Is there any representative from the trade unions?

It is an expert group. I am quite satisfied that this group will get into the technical side and present an analysis, on which the Government can take action in the next budget and in the associated Social Welfare Bill. As far as I see it that would be immediate action and would be very responsible.

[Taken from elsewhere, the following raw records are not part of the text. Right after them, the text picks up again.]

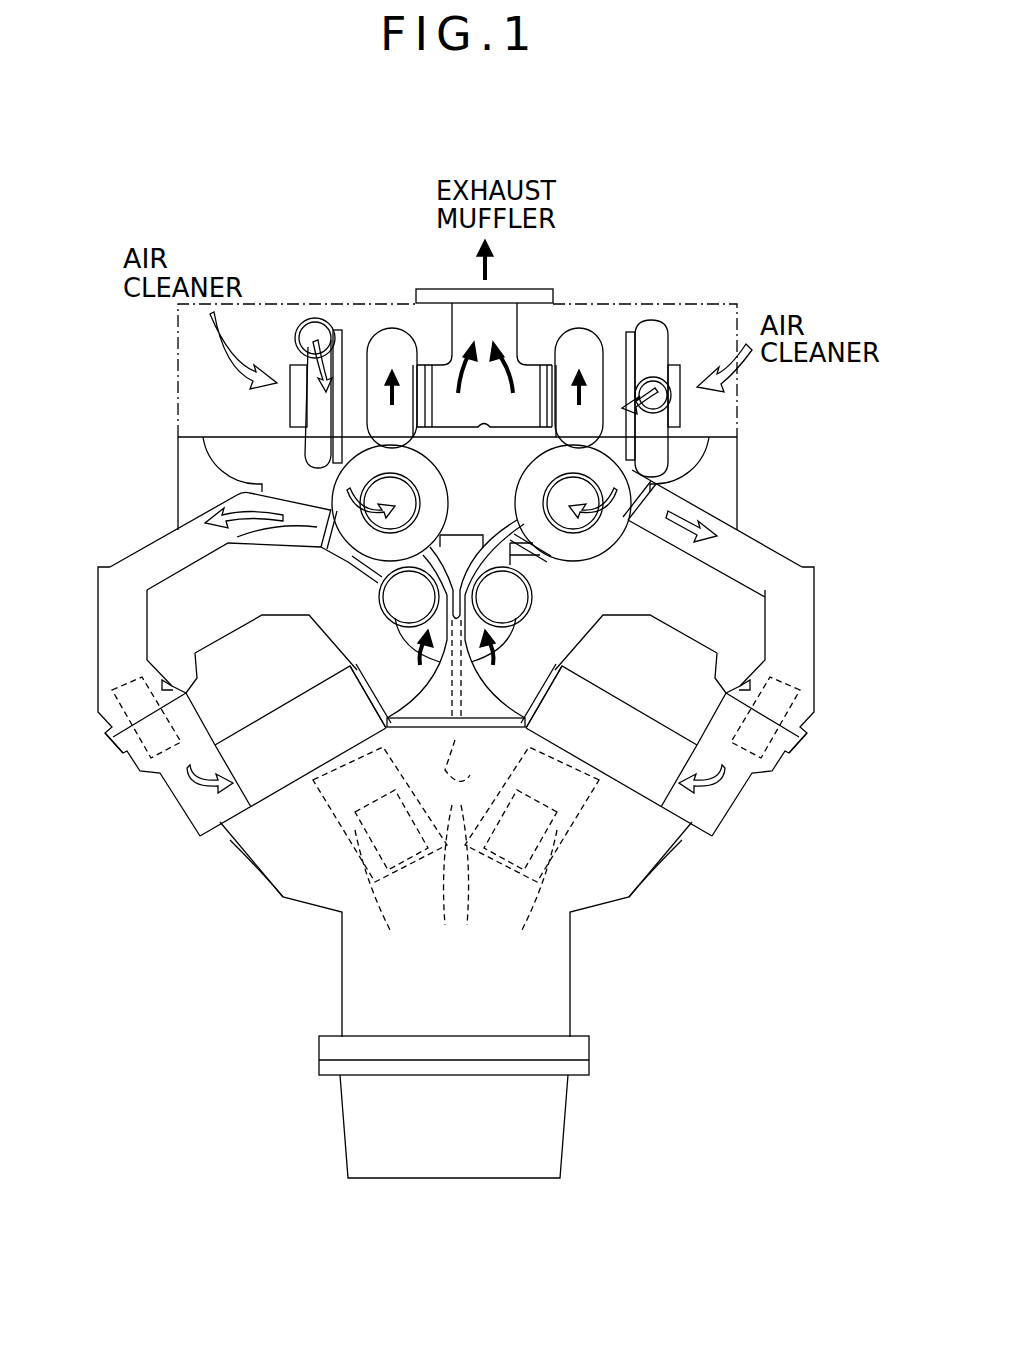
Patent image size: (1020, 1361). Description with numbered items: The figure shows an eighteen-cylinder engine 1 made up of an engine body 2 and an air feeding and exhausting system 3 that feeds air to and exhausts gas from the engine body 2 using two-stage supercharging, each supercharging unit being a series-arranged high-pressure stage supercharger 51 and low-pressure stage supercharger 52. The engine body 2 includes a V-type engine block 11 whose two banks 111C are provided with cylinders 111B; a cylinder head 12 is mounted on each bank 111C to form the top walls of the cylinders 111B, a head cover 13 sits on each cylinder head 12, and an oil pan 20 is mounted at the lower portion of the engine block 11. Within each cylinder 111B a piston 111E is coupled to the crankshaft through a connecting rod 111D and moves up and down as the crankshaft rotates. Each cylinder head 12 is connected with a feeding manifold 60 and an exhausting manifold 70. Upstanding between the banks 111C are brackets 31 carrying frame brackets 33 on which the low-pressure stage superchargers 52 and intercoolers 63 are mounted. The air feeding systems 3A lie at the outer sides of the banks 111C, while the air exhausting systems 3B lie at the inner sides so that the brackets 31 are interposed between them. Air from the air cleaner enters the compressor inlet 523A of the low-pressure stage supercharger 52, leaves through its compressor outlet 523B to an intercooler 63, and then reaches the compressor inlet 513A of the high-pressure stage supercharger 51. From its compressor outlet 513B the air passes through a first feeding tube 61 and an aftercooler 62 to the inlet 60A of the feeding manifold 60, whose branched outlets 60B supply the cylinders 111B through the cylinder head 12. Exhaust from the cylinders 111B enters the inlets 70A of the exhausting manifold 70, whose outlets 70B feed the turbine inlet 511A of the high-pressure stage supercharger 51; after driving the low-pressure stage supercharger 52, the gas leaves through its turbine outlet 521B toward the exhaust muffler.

The engine 1 is at (140, 352).
The engine body 2 is at (185, 972).
The air feeding and exhausting system 3 is at (150, 443).
The air feeding system 3A is at (118, 533).
The air exhausting system 3B is at (388, 245).
The engine block 11 is at (277, 878).
The cylinder head 12 is at (277, 777).
The head cover 13 is at (197, 662).
The oil pan 20 is at (388, 1165).
The bracket 31 is at (440, 683).
The frame bracket 33 is at (722, 473).
The high-pressure stage supercharger 51 is at (300, 478).
The low-pressure stage supercharger 52 is at (326, 284).
The feeding manifold 60 is at (190, 800).
The inlet of feeding manifold 60A is at (107, 728).
The outlet of feeding manifold 60B is at (235, 777).
The first feeding tube 61 is at (120, 635).
The aftercooler 62 is at (180, 691).
The intercooler 63 is at (667, 304).
The exhausting manifold 70 is at (400, 615).
The inlet of exhausting manifold 70A is at (372, 690).
The outlet of exhausting manifold 70B is at (353, 573).
The cylinder 111B is at (456, 811).
The bank 111C is at (240, 840).
The connecting rod 111D is at (458, 887).
The piston 111E is at (458, 897).
The turbine inlet 511A is at (372, 590).
The compressor inlet 513A is at (545, 470).
The compressor outlet 513B is at (253, 532).
The turbine outlet 521B is at (435, 383).
The compressor inlet 523A is at (290, 368).
The compressor outlet 523B is at (336, 325).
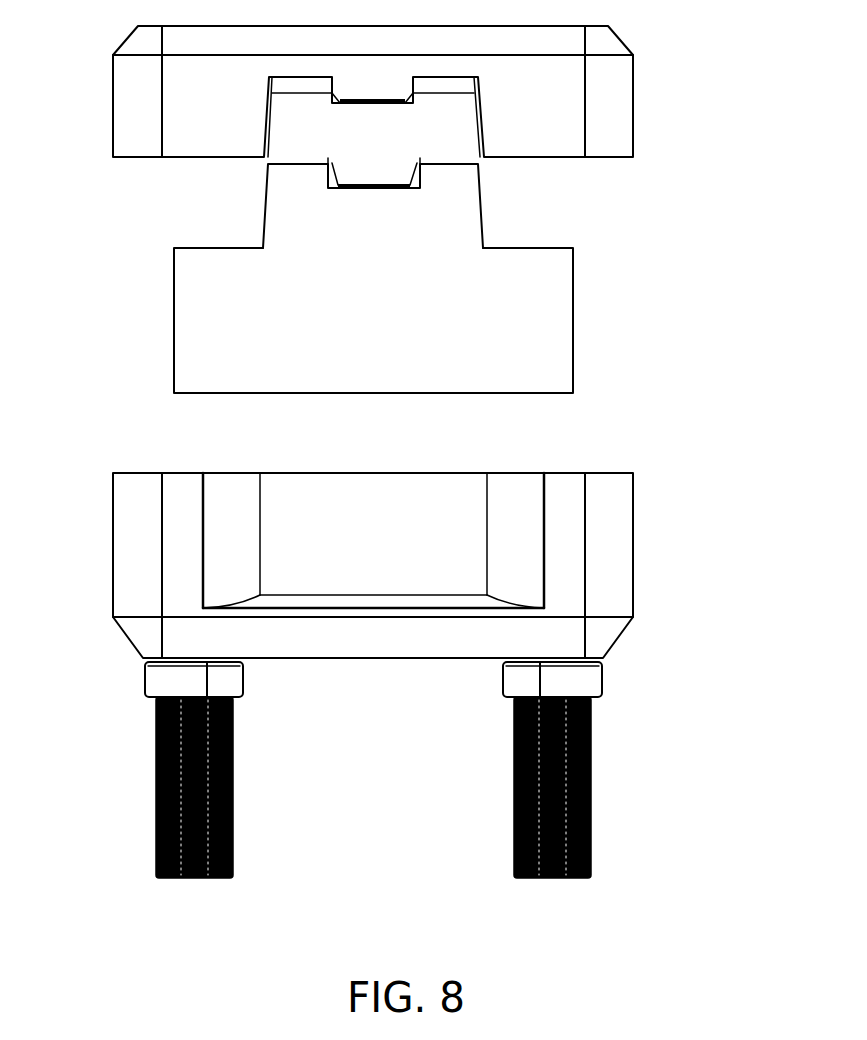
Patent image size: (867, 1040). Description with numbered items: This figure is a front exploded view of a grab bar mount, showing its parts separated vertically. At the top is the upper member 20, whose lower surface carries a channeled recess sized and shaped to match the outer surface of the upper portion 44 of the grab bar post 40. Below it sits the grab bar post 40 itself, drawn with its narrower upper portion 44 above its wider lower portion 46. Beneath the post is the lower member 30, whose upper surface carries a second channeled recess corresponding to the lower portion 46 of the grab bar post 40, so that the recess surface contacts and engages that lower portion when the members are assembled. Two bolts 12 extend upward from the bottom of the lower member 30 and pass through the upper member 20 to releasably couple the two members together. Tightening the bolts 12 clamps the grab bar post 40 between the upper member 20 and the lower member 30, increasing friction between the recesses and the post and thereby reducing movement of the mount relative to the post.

The bolts 12 is at (590, 778).
The upper member 20 is at (570, 85).
The lower member 30 is at (612, 542).
The grab bar post 40 is at (411, 275).
The upper portion of the grab bar post 44 is at (556, 209).
The lower portion of the grab bar post 46 is at (603, 315).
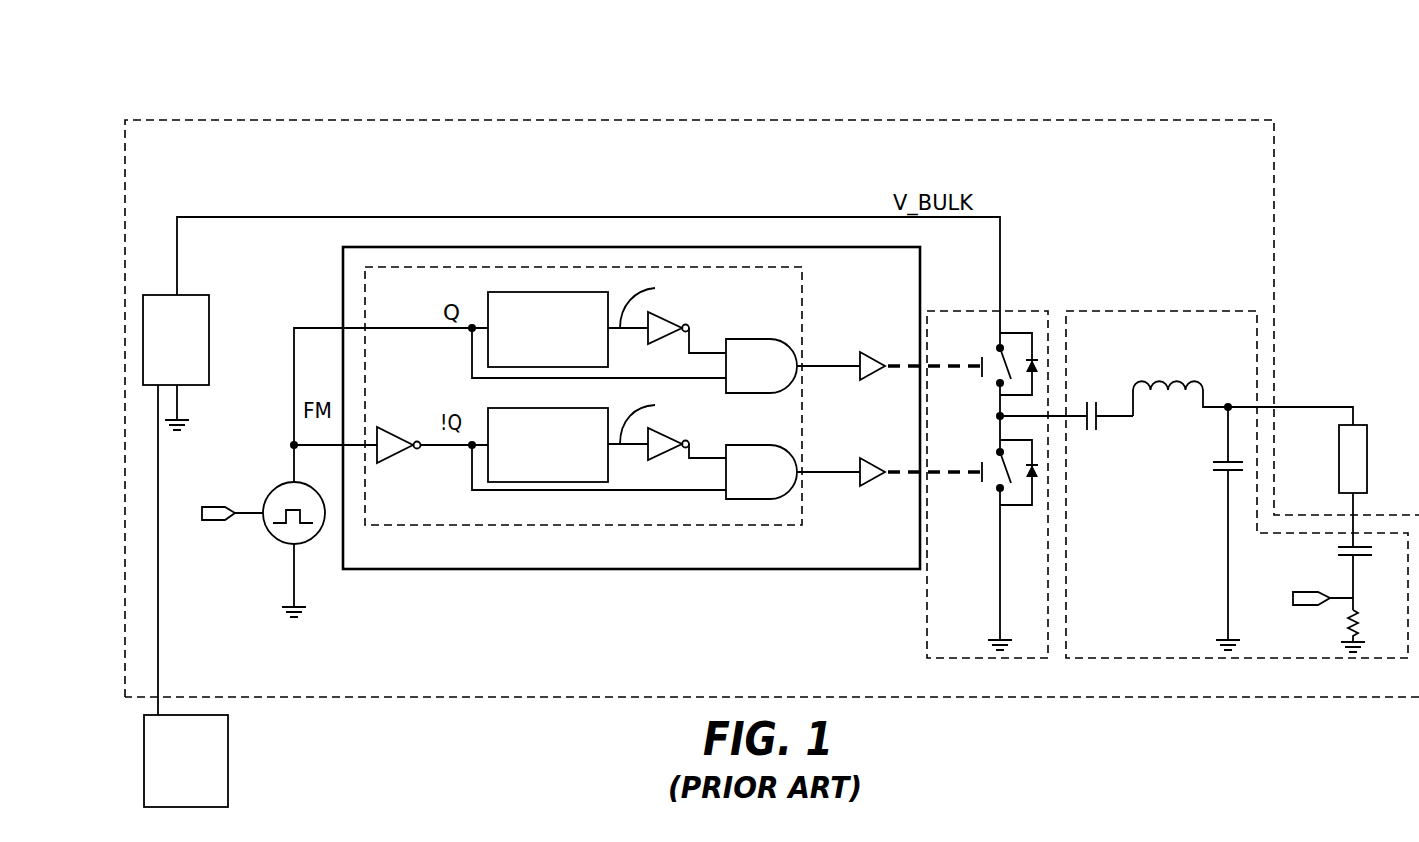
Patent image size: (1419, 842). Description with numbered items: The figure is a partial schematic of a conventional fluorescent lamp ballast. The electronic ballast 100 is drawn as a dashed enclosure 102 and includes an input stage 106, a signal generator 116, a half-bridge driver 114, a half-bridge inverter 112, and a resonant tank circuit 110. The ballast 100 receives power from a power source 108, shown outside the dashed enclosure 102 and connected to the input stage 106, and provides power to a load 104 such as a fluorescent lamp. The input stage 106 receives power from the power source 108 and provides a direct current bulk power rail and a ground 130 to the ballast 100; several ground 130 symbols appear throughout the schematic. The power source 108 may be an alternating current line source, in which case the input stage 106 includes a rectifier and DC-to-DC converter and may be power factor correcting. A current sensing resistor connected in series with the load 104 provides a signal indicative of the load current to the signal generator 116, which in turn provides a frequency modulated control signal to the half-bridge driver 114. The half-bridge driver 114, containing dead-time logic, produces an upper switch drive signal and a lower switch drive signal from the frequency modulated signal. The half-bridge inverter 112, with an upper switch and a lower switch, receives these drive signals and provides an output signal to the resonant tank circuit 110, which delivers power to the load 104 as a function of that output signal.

The electronic ballast 100 is at (211, 83).
The power converter circuit 102 is at (1077, 120).
The load 104 is at (1358, 425).
The input stage 106 is at (193, 293).
The power source 108 is at (228, 762).
The resonant tank circuit 110 is at (1133, 311).
The half-bridge inverter 112 is at (1010, 312).
The half-bridge driver 114 is at (563, 571).
The signal generator 116 is at (300, 547).
The ground 130 is at (194, 430).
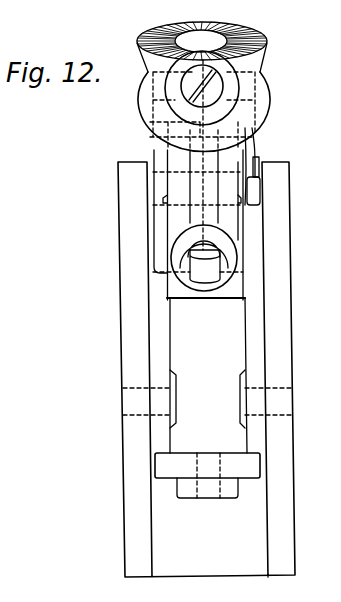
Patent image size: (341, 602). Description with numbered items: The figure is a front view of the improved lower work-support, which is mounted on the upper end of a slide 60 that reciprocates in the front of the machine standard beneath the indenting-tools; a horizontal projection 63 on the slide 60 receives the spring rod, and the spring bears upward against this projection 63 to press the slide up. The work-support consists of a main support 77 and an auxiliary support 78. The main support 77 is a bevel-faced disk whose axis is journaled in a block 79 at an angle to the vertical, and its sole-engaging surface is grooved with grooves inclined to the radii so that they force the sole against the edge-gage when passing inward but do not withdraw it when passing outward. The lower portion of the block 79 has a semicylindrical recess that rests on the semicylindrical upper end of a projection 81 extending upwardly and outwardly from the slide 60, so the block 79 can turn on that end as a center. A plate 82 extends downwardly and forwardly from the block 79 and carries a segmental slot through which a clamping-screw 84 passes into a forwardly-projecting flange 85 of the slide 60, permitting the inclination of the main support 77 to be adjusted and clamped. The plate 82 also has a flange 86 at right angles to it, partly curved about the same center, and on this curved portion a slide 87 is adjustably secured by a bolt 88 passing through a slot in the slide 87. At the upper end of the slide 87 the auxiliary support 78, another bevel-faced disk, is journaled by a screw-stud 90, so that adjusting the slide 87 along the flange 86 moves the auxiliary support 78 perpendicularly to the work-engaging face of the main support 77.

The main support 77 is at (243, 27).
The auxiliary support 78 is at (266, 98).
The block 79 is at (222, 82).
The screw-stud 90 is at (181, 77).
The projection 81 is at (256, 148).
The flange 86 is at (249, 160).
The clamping-screw 84 is at (258, 187).
The plate 82 is at (238, 228).
The bolt 88 is at (218, 262).
The slide 87 is at (182, 186).
The flange 85 is at (157, 246).
The slide 60 is at (283, 321).
The projection 63 is at (255, 465).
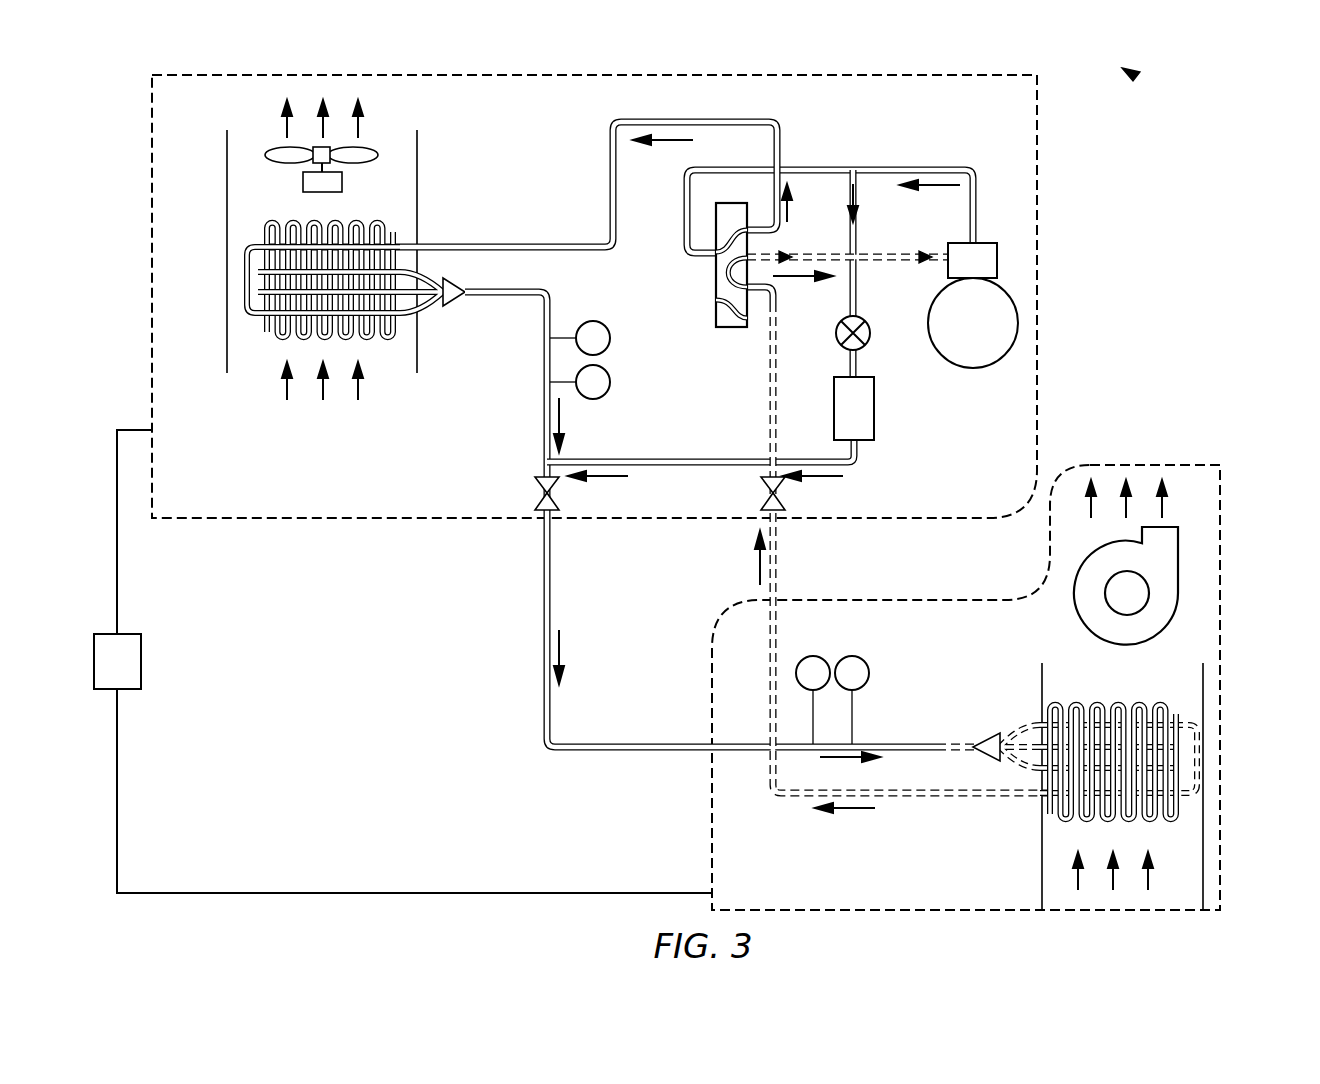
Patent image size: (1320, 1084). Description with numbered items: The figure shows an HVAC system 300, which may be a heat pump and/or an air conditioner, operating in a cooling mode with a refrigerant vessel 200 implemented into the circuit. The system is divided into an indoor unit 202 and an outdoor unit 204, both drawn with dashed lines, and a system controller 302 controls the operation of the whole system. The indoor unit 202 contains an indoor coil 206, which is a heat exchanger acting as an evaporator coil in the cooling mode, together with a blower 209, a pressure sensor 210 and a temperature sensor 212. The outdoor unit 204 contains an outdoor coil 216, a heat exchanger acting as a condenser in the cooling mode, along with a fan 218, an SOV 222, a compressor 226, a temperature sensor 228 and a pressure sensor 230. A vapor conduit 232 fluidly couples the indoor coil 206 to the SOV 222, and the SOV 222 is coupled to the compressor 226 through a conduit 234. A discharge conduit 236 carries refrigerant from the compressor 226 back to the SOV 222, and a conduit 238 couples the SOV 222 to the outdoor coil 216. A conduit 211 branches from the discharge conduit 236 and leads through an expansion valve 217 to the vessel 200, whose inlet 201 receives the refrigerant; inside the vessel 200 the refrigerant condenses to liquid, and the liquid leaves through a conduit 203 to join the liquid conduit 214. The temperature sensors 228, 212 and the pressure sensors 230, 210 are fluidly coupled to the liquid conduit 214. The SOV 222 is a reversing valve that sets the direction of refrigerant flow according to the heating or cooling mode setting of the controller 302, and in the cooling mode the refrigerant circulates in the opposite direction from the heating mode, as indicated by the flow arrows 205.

Both Deputies De Rossa and Jim O'Keeffe asked about the numbers involved. It is estimated that if only 20 per cent of those people who would be eligible to claim and whose spouses are on unemployment assistance claimed it would cost an extra £26 million. The figure of 20 per cent is seen as a very conservative estimate and I do not see why it would not be very much greater. This only relates to the most immediate aspects covered in the Bill but there are other aspects, which also have financial implications for the taxpayer in general. They have to be considered in a cool atmosphere and decisions have to be taken in relation to them. I am quite happy, a Leas-Cheann Comhairle, that these matters can be dealt with. It will mark a step ahead and I believe there is a responsibility on us at this stage to take the action that is proposed in the Bill.

Question put: "That the words proposed to be deleted stand."
The Dáil divided: Tá, 67; Níl, 15.

  • Abbott, Henry.
  • Ahern, Bertie.
  • Ahern, Dermot.
  • Ahern, Michael.
  • Aylward, Liam.
  • Barrett, Michael.
  • Brady, Gerard.
  • Brady, Vincent.
  • Brennan, Matthew.
  • Browne, John.
  • Conaghan, Hugh.
  • Flood, Chris.
  • Flynn, Pádraig.
  • Foley, Denis.
  • Gallagher, Denis.
  • Gallagher, Pat the Cope.
  • Geoghegan-Quinn, Máire.
  • Haughey, Charles J.
  • Hilliard, Colm Michael.
  • Hyland, Liam.
  • Jacob, Joe.
  • Kirk, Séamus.
  • Kitt, Michael P.
  • Kitt, Tom.
  • Lawlor, Liam.
  • Leonard, Jimmy.
  • Leyden, Terry.
  • Lynch, Michael.
  • Lyons, Denis.
  • McCarthy, Seán.
  • McCreevy, Charlie.
  • Mooney, Mary.
  • Morely, P.J.
  • Moynihan, Donal.
  • Connolly, Ger.
  • Coughlan, Mary T.
  • Cowen, Brian.
  • Daly, Brendan.
  • Davern, Noel.
  • Dempsey, Noel.
  • Dennehy, John.
  • Ellis, John.
  • Fahey, Frank.
  • Fitzgerald, Liam.
  • Fitzpatrick, Dermott.
  • Nolan, M. J.
  • Noonan, Michael J.
  • (Limerick West).
  • O'Dea, William Gerard.
  • O'Donoghue, John.
  • O'Hanlon, Rory.
  • O'Keeffe, Batt.
  • O'Keeffe, Ned.
  • O'Kennedy, Michael.
  • O'Leary, John.
  • O'Rourke, Mary.
  • Power, Paddy.
  • Reynolds, Albert.
  • Roche, Dick.
  • Smith, Michael.
  • Stafford, John.
  • Swift, Brian.
  • Treacy, Noel.
  • Tunney, Jim.
  • Wallace, Dan.
  • Walsh, Seán.
  • Woods, Michael.
  • Wright, G. V.

Níl

  • Bell, Michael.
  • De Rossa, Proinsias.
  • Desmond, Barry.
  • Gregory, Tony.
  • Higgins, Michael D.
  • Howlin, Brendan.
  • Kavanagh, Liam.
  • Kemmy, Jim.
  • McCartan, Pat.
  • Mac Giolla, Tomás.
  • O'Sullivan, Toddy.
  • Sherlock, Joe.
  • Spring, Dick.
  • Stagg, Emmet.
  • Taylor, Mervyn.
Tellers: Tá, Deputies V. Brady and Browne, Níl, Deputies McCartan and Sherlock.
Question declared carried.

When is it proposed to take Committee Stage?

Tomorrow.

Tomorrow, by agreement with the Whips.

Subject to the agreement of the House.

Committee Stage ordered for Thursday, 25 May 1989.
Sitting suspended at 1.45 p.m. and resumed at 2.30 p.m.